6. L'appello è infondato.
6.1. La memoria che era stata depositata tardivamente
dall'Amministrazione in realtà era un elenco contenente una serie di atti che
il giudice di primo grado ha ritenuto comunque di acquisire in ossequio al
principio acquisitivo in tema di prova.
Si tratta di una decisione insindacabile del giudice che
valuta come essenziali gli atti in questione ai fini di una conoscenza completa
della res iudicanda e che non richiede nessuna richiesta di remissione in
termini.
6.2. La valutazione di procedere a dare inizio al
procedimento disciplinare dopo l'acquisizione del solo dispositivo della
sentenza della Corte di Cassazione non ha comportato nessun vulnus per le
esigenze difensive dell'appellante poiché non ha fatto venir meno alcun
elemento di conoscenza della vicenda che non fosse già in atti.

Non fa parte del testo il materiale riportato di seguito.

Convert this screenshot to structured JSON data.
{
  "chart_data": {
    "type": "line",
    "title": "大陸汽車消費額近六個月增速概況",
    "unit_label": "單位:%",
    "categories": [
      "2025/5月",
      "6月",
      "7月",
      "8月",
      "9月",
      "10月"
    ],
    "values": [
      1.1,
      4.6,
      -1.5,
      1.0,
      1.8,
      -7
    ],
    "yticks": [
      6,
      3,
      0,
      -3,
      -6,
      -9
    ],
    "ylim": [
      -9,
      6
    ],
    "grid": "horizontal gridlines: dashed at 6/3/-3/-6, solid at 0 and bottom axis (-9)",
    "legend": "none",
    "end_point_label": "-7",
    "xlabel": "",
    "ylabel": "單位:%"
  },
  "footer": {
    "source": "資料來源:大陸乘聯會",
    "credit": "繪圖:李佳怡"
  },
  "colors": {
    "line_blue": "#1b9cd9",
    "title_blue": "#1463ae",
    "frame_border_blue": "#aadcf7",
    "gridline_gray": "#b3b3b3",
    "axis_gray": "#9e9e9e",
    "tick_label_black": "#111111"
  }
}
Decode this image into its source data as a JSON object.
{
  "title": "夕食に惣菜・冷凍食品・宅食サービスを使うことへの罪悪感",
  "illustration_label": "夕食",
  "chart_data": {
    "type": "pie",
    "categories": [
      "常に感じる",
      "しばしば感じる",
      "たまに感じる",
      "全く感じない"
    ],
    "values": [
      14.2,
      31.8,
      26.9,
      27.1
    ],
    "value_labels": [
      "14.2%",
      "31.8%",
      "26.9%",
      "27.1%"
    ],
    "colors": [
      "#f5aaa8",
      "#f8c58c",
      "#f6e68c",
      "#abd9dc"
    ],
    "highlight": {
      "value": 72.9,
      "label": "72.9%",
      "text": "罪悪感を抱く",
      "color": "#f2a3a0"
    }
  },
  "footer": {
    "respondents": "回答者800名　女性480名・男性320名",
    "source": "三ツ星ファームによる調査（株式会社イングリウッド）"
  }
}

La sentenza si limita a dichiara inammissibile la sentenza
poiché volta a rimettere in discussione elementi di prova oggetto di una
concorde acquisizione agli atti nei giudizi di merito. Inoltre la sentenza
illustrava le ragioni per cui non era possibile accogliere la revoca della
rinuncia alla prescrizione.
Si tratta di argomentazioni che, ai fini delle valutazioni
che dovevano essere compiute in sede disciplinare, erano assolutamente
irrilevanti e la loro mancata conoscenza non ha pregiudicato un completo esame
della vicenda.
Non vi è alcun mancato rispetto del termine dei 270 giorni
poiché esso decorre ai sensi dell'art. 1392, comma 3, D.Lgs. n. 66 del 2010 dal
giorno in cui l'amministrazione ha acquisito la copia della sentenza definitiva
che è stata depositata in data 2 maggio 2019 e sicuramente acquisita alcuni
giorni dopo e cessa di decorrere nel momento in cui è emesso il provvedimento
conclusivo non rilevando la successiva notifica all'interessato. Il fatto che
l'Amministrazione abbia dato inizio al procedimento dopo l'acquisizione del
solo dispositivo, non rileva rispetto a quale sia l'atto la cui conoscenza
determina il decorso di un termine perentorio.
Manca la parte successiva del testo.